Encourage disagreement. This will give a message to your team that, well, you don’t necessarily know everything all the time, and that there may be times when your ideas, or someone else’s ideas, could be done better.
Disagree often, this will take away its burden. Remember, practice makes perfect. So, disagree as often as possible until it becomes natural, avoiding tension as a result of it.
However, try to disagree early. You may want to avoid making everyone start all over when they are close to the finish line. This is important to always keep in mind.
Typical Constraints To Managing a Remote Team.
Depending on your company, you may have employees working in different time zones. Therefore, making communication kind of tricky. But hey! That’s OK. In fact, you should embrace asynchronous work, your company is practically working 24 hours a day.
One of the problems that has been arising is people burning out. Even though working from home may be a preference for some, not having a designated work area and boundaries with set working hours has resulted in people working until exhaustion.

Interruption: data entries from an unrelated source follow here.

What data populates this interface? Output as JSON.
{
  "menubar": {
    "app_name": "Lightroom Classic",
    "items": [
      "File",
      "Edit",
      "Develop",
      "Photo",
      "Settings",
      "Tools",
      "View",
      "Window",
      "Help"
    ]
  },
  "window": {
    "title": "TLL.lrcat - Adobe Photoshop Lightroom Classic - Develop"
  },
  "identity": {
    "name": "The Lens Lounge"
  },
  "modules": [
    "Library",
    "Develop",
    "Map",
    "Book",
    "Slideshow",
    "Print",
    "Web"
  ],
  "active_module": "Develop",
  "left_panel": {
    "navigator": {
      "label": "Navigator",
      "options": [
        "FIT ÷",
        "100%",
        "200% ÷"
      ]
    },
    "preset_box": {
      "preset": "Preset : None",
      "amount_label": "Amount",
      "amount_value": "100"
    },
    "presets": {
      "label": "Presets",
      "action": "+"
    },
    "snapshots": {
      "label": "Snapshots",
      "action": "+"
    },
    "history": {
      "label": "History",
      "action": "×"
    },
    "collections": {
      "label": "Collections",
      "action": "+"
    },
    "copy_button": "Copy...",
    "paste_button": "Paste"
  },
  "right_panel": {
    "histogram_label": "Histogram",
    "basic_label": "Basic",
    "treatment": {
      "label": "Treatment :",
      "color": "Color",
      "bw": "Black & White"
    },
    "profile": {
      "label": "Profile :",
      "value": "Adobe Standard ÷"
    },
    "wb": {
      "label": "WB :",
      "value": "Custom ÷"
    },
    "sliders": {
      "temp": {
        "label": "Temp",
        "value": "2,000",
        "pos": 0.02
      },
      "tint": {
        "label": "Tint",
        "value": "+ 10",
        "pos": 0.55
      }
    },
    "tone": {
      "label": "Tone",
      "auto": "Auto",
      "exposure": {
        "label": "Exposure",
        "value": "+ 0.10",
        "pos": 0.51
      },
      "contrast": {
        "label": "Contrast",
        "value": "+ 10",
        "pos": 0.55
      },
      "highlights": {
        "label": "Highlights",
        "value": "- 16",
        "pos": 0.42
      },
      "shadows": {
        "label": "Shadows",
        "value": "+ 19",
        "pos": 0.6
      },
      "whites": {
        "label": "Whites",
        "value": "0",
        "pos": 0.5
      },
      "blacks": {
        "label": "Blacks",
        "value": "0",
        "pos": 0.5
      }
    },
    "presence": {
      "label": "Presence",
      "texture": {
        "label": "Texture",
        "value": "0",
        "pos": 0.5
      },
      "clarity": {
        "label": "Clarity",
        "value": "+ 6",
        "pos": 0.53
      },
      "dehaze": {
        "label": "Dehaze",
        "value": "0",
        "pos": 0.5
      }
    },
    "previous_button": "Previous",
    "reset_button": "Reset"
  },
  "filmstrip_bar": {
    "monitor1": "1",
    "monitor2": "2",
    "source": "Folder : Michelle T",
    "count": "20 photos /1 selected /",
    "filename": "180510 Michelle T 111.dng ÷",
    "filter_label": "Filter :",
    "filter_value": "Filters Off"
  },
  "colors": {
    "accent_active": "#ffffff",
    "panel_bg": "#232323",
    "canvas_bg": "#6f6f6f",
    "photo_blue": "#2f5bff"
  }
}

According to Zapier, these are some of the methods on how to avoid work related burn out:
- Establish and maintain a routine
- Set and stick to priorities
- Create and keep boundaries
- Take short and long breaks
- Make time for human interaction
The Art Of Managing Teams
We can all agree that working remotely is absolutely possible. Even though it may feel a bit strange. However, there are certain aspects of it which we need to consider and adapt to.
Being transparent, accountable, and building a culture of trust among employees will ensure that the communication runs smoothly. Make use of communication tools available for free on the internet to ensure documents are widely available and everybody is in the same page.
Implementing an agile mindset and fostering team collaboration will help you to keep the pace of innovation at is peak. And don’t forget to disagreeing often and open to conversation when things are not going well. We don’t want stagnation at this point.
Learning how to effectively manage remote teams may take some time, but practice makes perfect. After all, this is just another learning process that I am sure we will all master soon.